Indeed, 2017 was a breakout year for the cryptocurrency asset class. “Many traditional and alternative asset managers launched investment funds and offered asset management services relating to these assets,” says Stephen’s partner Christian Jacques.
Here again, and also in the financing field, the rapidly shifting regulatory landscape has been primordial fodder for lawyers — so has the need for crypto-mining facilities. “Canada offers some of the world’s best locations for crypto-mining facilities, whose setup has also involved our real estate and energy groups in various issues,” Jacques says.

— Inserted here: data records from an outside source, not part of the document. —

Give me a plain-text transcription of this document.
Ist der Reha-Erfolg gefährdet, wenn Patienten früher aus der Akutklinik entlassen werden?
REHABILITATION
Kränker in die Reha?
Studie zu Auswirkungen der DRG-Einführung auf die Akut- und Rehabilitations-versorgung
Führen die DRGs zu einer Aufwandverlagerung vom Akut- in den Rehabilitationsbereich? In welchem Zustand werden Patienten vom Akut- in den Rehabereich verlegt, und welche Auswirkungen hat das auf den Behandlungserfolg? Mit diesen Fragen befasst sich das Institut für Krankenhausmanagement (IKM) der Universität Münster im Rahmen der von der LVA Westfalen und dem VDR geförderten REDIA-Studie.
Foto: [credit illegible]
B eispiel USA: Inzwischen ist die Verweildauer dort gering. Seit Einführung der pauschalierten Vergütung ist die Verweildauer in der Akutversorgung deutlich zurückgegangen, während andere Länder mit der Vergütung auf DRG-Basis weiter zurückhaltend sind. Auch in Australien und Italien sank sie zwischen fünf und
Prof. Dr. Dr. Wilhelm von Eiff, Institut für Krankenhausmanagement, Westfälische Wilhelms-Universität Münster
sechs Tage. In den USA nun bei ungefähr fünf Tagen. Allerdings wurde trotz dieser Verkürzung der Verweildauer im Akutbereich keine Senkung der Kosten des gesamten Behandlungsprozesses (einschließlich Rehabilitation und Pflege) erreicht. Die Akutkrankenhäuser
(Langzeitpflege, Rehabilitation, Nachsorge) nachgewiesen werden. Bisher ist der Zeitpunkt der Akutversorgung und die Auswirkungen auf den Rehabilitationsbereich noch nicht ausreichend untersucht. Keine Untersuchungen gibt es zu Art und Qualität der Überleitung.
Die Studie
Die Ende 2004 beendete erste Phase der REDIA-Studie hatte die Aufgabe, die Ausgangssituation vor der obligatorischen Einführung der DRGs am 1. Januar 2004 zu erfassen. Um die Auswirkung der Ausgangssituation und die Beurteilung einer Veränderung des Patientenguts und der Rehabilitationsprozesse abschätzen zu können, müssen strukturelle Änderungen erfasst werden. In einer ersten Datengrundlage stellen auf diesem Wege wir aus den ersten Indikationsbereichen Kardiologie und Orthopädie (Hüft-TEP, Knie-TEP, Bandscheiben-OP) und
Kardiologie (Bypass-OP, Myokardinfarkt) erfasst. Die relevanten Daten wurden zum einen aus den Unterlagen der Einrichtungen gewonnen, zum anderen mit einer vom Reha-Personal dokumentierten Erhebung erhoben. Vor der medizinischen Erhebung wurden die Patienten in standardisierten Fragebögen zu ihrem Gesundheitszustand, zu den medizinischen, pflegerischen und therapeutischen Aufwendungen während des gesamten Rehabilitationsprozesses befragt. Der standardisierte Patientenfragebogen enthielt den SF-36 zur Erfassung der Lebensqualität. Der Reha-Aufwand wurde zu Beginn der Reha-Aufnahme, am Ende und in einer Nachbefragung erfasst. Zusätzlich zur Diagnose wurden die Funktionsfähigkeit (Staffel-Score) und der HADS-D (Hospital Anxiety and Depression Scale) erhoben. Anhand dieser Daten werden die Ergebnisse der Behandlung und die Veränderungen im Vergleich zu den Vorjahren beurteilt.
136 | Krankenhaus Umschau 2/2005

Not surprisingly, blockchain also engages intellectual property (IP) issues, and in a variety of ways. At the heart of these issues is the fact that many developers are stacking software solutions on the technology, using blockchain to power their applications. “Ownership of that IP,especially as it moves into the open-source arena, then becomes a question,” Stephens notes. “Clients are also asking about licensing and software agreements, among other things.”
The bottom line for in-house counsel, then, is this: blockchain, either as an independent business or as part of your business, is likely coming your way. Do you know enough to ask the right questions when it does, or preferably, before it gets there?